PF Anderson, aka Emerging Technologies Librarian, has created a wonderful starter list of health podcasts.
If anyone has favorites, please post them!
New news: My friend sent me a desktop Internet radio. They will soon be in cars – if any one buys a car these days (:. So I am programming 24/7 content from our encore presentations of patientpower.info webcasts plus our live webcasts to run on this stream. We’ll still have to raise awareness, but I love being out front. Stay tuned!
More news from this weekend: I decided to move ahead with a 24/7 stream of our webcasts with experts and inspiring patients. I am calling it “Patient Power Radio” and it’s a new Internet Radio channel that you can listen to anytime at:
channel.
That means people can listen on their computer…but also on new desktop Internet radios and ones being installed in cars. Unlike Satellite radio, it’s free. And we have not been running any advertising – only announcements from the major medical centers like M.D. Anderson Cancer Center, UCSF, Northwestern and others that help support our programs and a few U.S. government health public service announcements.
I’d love to know what you think and any suggestions on ways to spread the word.

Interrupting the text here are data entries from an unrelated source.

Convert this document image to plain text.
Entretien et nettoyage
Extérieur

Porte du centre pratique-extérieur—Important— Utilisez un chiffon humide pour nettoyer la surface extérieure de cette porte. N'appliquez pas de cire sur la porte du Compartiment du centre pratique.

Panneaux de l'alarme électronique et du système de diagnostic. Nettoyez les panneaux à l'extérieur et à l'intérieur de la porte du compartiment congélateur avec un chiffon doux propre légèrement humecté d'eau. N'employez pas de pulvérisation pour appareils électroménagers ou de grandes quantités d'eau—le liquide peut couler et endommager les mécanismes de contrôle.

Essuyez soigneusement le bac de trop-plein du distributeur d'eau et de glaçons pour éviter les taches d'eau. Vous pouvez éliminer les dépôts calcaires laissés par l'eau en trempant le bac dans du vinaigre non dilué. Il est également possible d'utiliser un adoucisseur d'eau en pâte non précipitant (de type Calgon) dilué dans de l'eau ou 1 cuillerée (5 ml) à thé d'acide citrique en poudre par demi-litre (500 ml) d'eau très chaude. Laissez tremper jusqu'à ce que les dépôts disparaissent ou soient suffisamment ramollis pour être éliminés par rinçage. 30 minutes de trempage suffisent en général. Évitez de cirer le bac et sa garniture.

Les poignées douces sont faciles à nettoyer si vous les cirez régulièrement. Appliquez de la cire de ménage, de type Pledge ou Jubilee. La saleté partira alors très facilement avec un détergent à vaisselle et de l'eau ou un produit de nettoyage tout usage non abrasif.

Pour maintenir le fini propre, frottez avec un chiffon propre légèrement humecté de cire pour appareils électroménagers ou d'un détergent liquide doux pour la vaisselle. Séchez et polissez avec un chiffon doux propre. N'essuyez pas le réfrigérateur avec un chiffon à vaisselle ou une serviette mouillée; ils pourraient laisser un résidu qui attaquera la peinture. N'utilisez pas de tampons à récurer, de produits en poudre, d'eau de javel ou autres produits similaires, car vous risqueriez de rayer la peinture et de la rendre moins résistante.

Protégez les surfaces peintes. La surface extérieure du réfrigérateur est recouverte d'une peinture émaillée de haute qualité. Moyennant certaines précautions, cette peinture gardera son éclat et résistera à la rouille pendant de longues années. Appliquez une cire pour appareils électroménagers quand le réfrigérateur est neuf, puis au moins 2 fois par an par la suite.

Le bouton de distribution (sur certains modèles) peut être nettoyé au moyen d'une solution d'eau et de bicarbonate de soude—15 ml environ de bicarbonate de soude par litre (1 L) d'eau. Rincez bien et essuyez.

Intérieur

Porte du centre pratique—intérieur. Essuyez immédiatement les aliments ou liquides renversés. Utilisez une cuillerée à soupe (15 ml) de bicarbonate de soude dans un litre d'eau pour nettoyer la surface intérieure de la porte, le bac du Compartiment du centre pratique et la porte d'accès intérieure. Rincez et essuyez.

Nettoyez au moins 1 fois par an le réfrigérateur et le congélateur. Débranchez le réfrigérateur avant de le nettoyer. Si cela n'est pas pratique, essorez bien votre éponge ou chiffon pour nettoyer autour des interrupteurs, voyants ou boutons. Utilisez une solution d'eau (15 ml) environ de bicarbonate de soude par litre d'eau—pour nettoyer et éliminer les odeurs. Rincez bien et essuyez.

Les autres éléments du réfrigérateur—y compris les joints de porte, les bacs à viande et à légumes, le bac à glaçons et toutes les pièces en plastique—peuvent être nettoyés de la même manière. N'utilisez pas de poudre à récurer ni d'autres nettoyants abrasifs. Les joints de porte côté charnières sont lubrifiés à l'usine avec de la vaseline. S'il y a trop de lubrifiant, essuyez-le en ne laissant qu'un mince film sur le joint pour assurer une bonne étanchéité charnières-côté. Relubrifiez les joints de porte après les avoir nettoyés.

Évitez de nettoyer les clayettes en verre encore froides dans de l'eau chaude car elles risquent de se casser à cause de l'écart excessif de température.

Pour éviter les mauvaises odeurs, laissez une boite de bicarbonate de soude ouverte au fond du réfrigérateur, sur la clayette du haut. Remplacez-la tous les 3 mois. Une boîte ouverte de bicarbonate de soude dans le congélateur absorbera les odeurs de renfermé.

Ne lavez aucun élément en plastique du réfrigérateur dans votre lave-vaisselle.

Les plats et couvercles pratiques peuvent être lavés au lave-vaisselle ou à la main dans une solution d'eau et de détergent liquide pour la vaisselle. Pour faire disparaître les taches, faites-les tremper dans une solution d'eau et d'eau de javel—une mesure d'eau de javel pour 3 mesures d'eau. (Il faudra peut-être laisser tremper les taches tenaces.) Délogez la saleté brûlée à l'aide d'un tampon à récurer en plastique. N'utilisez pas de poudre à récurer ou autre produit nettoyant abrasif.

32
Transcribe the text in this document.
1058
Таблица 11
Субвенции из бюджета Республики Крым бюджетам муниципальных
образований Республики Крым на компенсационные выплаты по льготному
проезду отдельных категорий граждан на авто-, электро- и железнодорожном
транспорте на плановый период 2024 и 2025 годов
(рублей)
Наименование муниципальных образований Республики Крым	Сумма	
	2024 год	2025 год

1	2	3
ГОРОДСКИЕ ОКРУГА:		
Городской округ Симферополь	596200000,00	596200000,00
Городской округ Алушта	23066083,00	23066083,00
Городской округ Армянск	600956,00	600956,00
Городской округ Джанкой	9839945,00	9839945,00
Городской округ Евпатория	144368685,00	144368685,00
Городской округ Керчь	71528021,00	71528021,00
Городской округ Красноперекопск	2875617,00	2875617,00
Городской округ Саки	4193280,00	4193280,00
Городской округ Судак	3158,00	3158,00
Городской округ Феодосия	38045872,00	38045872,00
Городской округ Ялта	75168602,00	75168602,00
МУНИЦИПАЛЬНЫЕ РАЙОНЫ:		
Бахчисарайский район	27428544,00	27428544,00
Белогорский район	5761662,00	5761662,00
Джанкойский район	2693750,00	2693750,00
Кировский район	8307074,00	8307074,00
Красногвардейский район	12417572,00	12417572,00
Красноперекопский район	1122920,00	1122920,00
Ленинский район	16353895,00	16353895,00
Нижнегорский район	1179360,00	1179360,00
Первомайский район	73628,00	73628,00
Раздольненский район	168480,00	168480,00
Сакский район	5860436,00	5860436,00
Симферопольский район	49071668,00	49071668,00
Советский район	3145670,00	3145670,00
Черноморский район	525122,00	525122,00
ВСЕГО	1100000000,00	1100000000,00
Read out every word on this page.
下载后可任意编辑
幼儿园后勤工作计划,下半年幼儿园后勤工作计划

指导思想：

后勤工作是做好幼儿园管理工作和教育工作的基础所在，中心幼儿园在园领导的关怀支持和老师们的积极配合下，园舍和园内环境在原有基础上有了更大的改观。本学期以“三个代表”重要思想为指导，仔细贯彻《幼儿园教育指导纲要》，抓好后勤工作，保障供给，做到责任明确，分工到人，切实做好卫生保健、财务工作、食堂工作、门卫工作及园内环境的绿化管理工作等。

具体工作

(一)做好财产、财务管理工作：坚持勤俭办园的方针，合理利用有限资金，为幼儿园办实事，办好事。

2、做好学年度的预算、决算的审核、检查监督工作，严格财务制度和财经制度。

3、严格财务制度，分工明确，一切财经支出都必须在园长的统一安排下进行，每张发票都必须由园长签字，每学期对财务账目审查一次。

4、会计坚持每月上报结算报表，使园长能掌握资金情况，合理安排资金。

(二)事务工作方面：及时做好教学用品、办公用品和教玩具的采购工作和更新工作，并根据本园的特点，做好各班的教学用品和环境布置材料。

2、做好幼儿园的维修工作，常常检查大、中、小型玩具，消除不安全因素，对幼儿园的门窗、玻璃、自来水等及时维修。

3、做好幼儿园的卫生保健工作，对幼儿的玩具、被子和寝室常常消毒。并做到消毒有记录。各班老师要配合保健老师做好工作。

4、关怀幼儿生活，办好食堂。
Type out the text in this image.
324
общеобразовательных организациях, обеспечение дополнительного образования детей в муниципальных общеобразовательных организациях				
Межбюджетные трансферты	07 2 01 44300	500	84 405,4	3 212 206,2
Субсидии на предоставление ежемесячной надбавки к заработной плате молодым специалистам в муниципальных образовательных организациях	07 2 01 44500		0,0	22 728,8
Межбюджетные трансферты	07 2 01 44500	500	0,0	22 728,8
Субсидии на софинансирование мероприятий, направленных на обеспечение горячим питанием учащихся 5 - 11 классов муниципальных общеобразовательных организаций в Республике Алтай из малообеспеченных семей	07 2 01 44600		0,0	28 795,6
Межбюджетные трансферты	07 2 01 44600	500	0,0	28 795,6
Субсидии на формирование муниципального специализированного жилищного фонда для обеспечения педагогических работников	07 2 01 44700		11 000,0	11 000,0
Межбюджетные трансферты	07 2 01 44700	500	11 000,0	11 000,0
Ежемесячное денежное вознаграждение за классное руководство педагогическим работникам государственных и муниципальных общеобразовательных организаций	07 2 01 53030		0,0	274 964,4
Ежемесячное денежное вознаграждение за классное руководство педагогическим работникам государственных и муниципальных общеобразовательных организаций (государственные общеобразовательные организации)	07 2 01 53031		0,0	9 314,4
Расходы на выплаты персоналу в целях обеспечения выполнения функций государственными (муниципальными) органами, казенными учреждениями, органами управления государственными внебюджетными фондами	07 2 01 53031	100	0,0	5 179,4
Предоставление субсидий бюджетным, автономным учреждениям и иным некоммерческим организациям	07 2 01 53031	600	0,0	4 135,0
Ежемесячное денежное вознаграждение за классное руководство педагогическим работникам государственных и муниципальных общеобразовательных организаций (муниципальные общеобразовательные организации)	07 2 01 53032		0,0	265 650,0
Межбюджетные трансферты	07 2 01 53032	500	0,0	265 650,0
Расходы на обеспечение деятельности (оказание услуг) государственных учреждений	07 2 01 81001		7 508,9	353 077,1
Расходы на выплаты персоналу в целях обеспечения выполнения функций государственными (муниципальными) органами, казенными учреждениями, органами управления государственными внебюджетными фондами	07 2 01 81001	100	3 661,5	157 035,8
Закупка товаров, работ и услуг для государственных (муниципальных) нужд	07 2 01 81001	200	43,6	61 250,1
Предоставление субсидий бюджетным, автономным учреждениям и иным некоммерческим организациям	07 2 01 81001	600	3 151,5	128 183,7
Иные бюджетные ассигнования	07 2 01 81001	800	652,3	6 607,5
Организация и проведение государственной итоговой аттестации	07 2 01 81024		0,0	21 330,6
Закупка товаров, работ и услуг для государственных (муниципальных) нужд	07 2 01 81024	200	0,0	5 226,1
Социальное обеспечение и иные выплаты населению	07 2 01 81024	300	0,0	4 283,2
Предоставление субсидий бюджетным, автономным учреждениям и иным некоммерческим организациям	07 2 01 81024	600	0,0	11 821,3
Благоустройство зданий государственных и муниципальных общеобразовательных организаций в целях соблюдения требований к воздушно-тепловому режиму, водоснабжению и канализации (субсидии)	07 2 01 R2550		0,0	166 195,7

I now have probably 1,000 Patient Power programs in our library so we are trying out having a single health theme each day. Here’s what we are doing this week:
Monday: Orthopedics, joint replacement, arthritis, back pain, spine surgery, sports medicine
Tuesday: heart problems, arrhythmias, congenital heart problems, pediatric heart problems, cholesterol, stroke
Wednesday: autoimmune conditions – MS, psoriasis, psoriatic arthritis, lupus, scleroderma
Thursday: blood cancers: lymphoma, multiple myeloma, leukemias, pediatric leukemia
Friday: pregnancy and fertility, complications of pregnancy, sexual health, women’ gynecology cancers, pelvic organ prolapsed
Saturday: weight management and obesity, bariatric surgery
After that we’ll re-run the breast and prostate cancer programs that were on this past weekend and then move on to genetic conditions.
I’d appreciate any guidance from people on this site.